HyperLake is a sovereign infrastructure platform that provisions AI agent infrastructure – including data, analytics, and governance – inside a customer's own cloud environment with zero compute markup.
What is HyperLake?
HyperLake is an agentic data cloud infrastructure platform that ingests data from OLTP databases (PostgreSQL, MySQL), cloud storage (S3, GCS, Azure Blob, R2), open formats (Iceberg, Delta, Hudi), streaming systems (Kafka, Kinesis), and 100+ SaaS APIs. It federates these sources through a unified SQL layer powered by Trino, applies real-time governance (RBAC/ABAC, column masking, row-level security), and exposes governed access to humans (analysts, scientists, engineers) and AI agents via SQL, REST APIs, and a vector database (pgVector, Qdrant, Milvus). The platform is deployed inside the customer’s own VPC, private cloud, or on-prem environment, and is built by HyperLake.
Key Features
- $0 compute markup — Cloud compute is billed directly by the customer’s cloud provider (AWS, GCP, Azure, OVH); HyperLake does not add a per-query or per-compute surcharge.

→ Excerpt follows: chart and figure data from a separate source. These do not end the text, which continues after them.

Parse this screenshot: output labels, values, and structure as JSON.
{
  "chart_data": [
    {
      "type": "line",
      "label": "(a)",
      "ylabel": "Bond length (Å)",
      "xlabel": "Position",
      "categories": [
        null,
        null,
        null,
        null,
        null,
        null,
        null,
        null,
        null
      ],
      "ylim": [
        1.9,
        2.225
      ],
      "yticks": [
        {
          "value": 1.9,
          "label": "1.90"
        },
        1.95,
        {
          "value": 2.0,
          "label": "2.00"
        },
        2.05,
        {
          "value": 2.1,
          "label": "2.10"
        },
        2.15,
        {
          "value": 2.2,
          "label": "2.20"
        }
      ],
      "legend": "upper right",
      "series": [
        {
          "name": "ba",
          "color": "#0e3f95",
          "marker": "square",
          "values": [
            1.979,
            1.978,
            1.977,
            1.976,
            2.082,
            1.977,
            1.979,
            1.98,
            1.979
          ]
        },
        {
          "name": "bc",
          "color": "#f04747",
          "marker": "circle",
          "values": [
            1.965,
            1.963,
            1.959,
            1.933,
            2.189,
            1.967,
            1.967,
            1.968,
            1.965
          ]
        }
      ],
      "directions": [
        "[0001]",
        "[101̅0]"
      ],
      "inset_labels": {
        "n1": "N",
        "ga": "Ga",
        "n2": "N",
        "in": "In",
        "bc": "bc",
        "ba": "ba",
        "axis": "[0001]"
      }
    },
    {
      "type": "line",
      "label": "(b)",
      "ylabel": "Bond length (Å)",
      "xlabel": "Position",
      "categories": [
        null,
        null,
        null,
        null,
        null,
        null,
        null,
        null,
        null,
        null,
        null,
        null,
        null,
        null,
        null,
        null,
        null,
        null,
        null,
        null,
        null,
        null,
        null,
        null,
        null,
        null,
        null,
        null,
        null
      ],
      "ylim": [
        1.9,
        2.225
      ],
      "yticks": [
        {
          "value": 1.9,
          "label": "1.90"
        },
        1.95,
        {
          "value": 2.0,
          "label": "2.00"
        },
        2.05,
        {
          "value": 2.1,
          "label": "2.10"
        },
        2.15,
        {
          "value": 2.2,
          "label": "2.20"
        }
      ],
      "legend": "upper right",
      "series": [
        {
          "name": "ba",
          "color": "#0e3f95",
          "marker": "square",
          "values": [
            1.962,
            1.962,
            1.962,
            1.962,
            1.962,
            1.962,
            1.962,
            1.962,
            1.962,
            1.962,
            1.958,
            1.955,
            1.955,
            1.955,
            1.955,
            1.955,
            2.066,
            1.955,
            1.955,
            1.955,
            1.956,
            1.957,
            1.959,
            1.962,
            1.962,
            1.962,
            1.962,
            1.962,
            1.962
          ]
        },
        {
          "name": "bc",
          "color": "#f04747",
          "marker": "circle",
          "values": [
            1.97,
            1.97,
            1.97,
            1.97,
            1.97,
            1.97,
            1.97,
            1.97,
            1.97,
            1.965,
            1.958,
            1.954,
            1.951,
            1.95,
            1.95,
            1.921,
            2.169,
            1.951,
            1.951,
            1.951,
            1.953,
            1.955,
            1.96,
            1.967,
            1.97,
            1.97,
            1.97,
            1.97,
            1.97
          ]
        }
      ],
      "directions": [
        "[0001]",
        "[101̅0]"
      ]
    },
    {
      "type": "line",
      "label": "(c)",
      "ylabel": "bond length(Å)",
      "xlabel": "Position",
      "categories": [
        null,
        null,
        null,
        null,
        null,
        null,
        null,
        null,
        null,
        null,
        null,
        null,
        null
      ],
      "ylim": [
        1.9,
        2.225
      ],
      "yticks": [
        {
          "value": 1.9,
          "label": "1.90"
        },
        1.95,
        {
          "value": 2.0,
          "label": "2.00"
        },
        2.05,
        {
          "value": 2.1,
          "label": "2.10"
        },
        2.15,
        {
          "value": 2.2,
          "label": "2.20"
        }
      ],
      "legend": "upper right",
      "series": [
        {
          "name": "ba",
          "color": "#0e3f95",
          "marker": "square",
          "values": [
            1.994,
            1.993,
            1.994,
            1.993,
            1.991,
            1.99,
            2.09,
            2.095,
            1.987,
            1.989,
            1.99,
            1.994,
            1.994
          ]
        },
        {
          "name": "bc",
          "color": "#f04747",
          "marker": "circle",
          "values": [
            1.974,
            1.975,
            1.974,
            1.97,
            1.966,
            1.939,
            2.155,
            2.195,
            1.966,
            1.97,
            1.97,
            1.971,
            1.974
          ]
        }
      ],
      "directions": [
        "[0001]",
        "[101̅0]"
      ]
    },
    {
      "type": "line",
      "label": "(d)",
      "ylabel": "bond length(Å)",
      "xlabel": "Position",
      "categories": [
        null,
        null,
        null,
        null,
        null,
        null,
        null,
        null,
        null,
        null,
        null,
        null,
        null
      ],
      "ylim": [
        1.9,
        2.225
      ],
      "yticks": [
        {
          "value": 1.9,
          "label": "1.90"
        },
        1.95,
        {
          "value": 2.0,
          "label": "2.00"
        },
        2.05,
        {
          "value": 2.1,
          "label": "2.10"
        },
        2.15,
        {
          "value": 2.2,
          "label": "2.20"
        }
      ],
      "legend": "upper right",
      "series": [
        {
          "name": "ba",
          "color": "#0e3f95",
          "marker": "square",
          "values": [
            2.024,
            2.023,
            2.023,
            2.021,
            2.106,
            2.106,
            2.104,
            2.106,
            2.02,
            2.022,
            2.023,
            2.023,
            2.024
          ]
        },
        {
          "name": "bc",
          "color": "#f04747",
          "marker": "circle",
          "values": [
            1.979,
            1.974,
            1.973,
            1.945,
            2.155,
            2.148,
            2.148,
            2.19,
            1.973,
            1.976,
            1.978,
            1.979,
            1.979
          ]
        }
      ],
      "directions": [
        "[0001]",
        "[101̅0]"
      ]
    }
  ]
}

- Unified governance engine — A global policy layer evaluates every request (human or agent) with RBAC/ABAC, column masking, row-level filtering, and full audit trail version-tracking.
- Sovereign by default — Agents operate on data without moving it outside its secure environment; sensitive data remains under full owner control through confidential compute patterns.
- Immutable provenance — Every agent action, inference, query, and training run is recorded via immutable provenance logs for complete traceability.
- Data-as-a-Service APIs — Any SQL query can be exposed as a REST API with built-in authentication, consumable by agents without SQL knowledge.
- Aria AI Data Analyst (Beta) — An autonomous agent that chats with structured data, runs multi-step analytical workflows, and generates ML insights on demand.
- Apps close to data — Deploy custom apps, models, and functions (like Snowpark but open) directly inside HyperLake via curated Helm apps, running code where data lives.
- Write-back to lakehouse (Coming Soon) — Agents can persist enriched data, predictions, and analysis results back into governed Iceberg tables.
Who is it for?
- Platform teams building agentic infrastructure — They provision and manage a unified data and governance layer for multiple AI agents across departments, enforcing consistent access policies.
- Data engineers supporting autonomous analytics — They configure ingestion pipelines, set RBAC/ABAC rules, and expose governed SQL endpoints for agents that need to query federated sources without manual intervention.
- AI/ML engineers deploying retrieval-augmented generation (RAG) — They combine Iceberg tables with vector databases (pgVector, Qdrant, Milvus) to give agents grounded access to enterprise data for context-aware reasoning.
What can you do with HyperLake?
- Governed agentic analytics — Deploy AI agents that autonomously run multi-step analytical workflows (data discovery → insight generation) through a single SQL layer, with scoped RBAC/ABAC policies and full audit trails.
- RAG over structured + vector data — Build retrieval-augmented generation systems that query Iceberg tables alongside vector stores, grounding agent actions in real enterprise data without data movement.
- Self-serve data access for humans and agents — Analysts and AI agents share the same governed platform: humans use dashboards and reports, while agents consume the same data via REST APIs or SQL, with consistent access controls.